Living under the same roof are his sister-in-law, Caitlin (Laura Donnelly, in a heart-stopping performance that won her the Olivier Award), and her understandably broody adolescent son, Oisin (Rob Malone). Then there’s Quinn’s overgrown, childlike (and English-born) handyman, Tom Kettle (Justin Edwards). And because it is harvest day, their ranks are swelled by three young strapping male relatives, the Corcoran boys.
But wait! I haven’t mentioned the unwelcome visitors who show up at nightfall, casting dark shadows on the glowing Carney homestead: a craven priest, Father Horrigan (Charles Dale), and the courtly, sinister Irish republican kingpin Mr. Muldoon (Stuart Graham) and his henchmen (Dean Ashton and Glenn Speers), whom we have already met in the play’s ominous prologue, set in a graffiti-sprayed back alley in the nearby city of Derry.
As unlikely as it seems, you’ll have no trouble keeping these characters apart. Each bristles with vivid specificity, even those in nonspeaking parts, like the infant Bobby, a feral rabbit and the aforementioned goose. Mr. Butterworth has taken pains to define every one of them, and the cast repays him with performances that blaze unconditionally in the moment.

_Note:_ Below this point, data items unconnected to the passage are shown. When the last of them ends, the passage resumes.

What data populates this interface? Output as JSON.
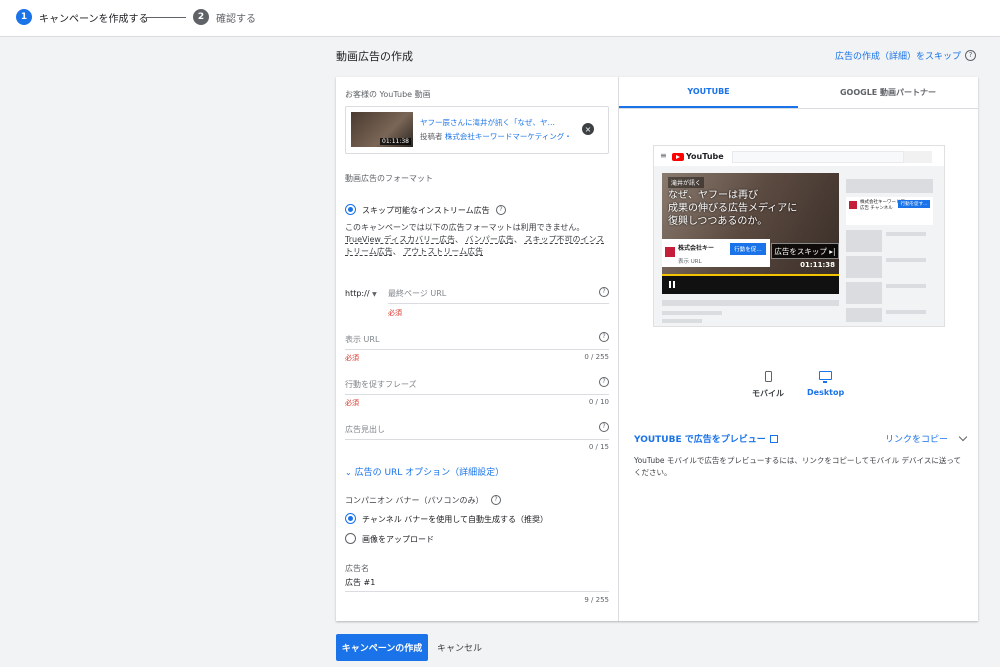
{
  "steps": [
    {
      "num": "1",
      "label": "キャンペーンを作成する"
    },
    {
      "num": "2",
      "label": "確認する"
    }
  ],
  "page": {
    "title": "動画広告の作成",
    "skip_link": "広告の作成（詳細）をスキップ"
  },
  "video": {
    "section_label": "お客様の YouTube 動画",
    "title": "ヤフー辰さんに滝井が訊く「なぜ、ヤ…",
    "by_label": "投稿者",
    "channel": "株式会社キーワードマーケティング・",
    "duration": "01:11:38"
  },
  "format": {
    "label": "動画広告のフォーマット",
    "selected": "スキップ可能なインストリーム広告",
    "desc_prefix": "このキャンペーンでは以下の広告フォーマットは利用できません。",
    "fmt1": "TrueView ディスカバリー広告",
    "fmt2": "バンパー広告",
    "fmt3": "スキップ不可のインストリーム広告",
    "fmt4": "アウトストリーム広告"
  },
  "fields": {
    "protocol": "http://",
    "final_url_placeholder": "最終ページ URL",
    "final_url_error": "必須",
    "display_url_placeholder": "表示 URL",
    "display_url_error": "必須",
    "display_url_count": "0 / 255",
    "cta_placeholder": "行動を促すフレーズ",
    "cta_error": "必須",
    "cta_count": "0 / 10",
    "headline_placeholder": "広告見出し",
    "headline_count": "0 / 15"
  },
  "url_options": "広告の URL オプション（詳細設定）",
  "banner": {
    "label": "コンパニオン バナー（パソコンのみ）",
    "option1": "チャンネル バナーを使用して自動生成する（推奨）",
    "option2": "画像をアップロード"
  },
  "ad_name": {
    "label": "広告名",
    "value": "広告 #1",
    "count": "9 / 255"
  },
  "tabs": [
    {
      "label": "YOUTUBE"
    },
    {
      "label": "GOOGLE 動画パートナー"
    }
  ],
  "preview": {
    "logo": "YouTube",
    "tag": "滝井が訊く",
    "overlay_line1": "なぜ、ヤフーは再び",
    "overlay_line2": "成果の伸びる広告メディアに",
    "overlay_line3": "復興しつつあるのか。",
    "ad_channel": "株式会社キー",
    "ad_url": "表示 URL",
    "cta": "行動を促…",
    "skip": "広告をスキップ",
    "duration": "01:11:38",
    "side_channel_line1": "株式会社キーワードマー",
    "side_channel_line2": "広告 チャンネル",
    "side_cta": "行動を促す..."
  },
  "devices": {
    "mobile": "モバイル",
    "desktop": "Desktop"
  },
  "share": {
    "preview_on_youtube": "YOUTUBE で広告をプレビュー",
    "copy_link": "リンクをコピー",
    "note": "YouTube モバイルで広告をプレビューするには、リンクをコピーしてモバイル デバイスに送ってください。"
  },
  "footer": {
    "create": "キャンペーンの作成",
    "cancel": "キャンセル"
  },
  "colors": {
    "accent": "#1a73e8",
    "error": "#d93025",
    "youtube_red": "#ff0000"
  }
}
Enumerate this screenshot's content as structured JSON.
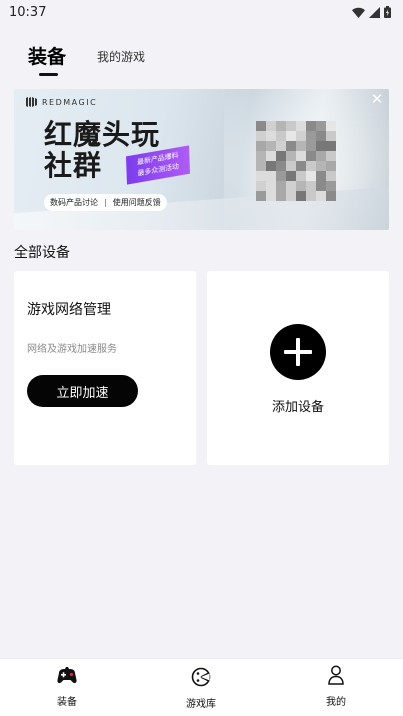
{
  "status_bar": {
    "time": "10:37"
  },
  "top_tabs": {
    "equipment": "装备",
    "my_games": "我的游戏"
  },
  "banner": {
    "logo_text": "REDMAGIC",
    "title_line1": "红魔头玩",
    "title_line2": "社群",
    "ribbon_line1": "最新产品爆料",
    "ribbon_line2": "最多众测活动",
    "pill_left": "数码产品讨论",
    "pill_sep": "|",
    "pill_right": "使用问题反馈"
  },
  "section": {
    "all_devices": "全部设备"
  },
  "network_card": {
    "title": "游戏网络管理",
    "subtitle": "网络及游戏加速服务",
    "button": "立即加速"
  },
  "add_card": {
    "label": "添加设备"
  },
  "bottom_nav": {
    "equipment": "装备",
    "game_library": "游戏库",
    "mine": "我的"
  },
  "colors": {
    "background": "#f3f2f6",
    "card": "#ffffff",
    "primary_black": "#050505",
    "ribbon_purple": "#8a45f2",
    "muted_text": "#8a8a8a"
  }
}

Of equal importance, this being a play about the Irish, are the living dead, the absent souls who exist not only as scrupulously maintained memories but as catalysts in an increasingly eventful plot. Among them are the late family patriarch, whose black-and-white portrait looms as a benediction and a curse, and his romantically remembered brother, who was killed by British troops during the Easter Rising in Dublin of 1916.
But of most immediate importance is Caitlin’s missing husband, Seamus, whose eerily well-preserved, 10-years-dead body is discovered in a bog shortly before the play begins. The news will shatter the cozy, vigilantly guarded order of the Carney household and drag shadowy deceptions into the harsh light.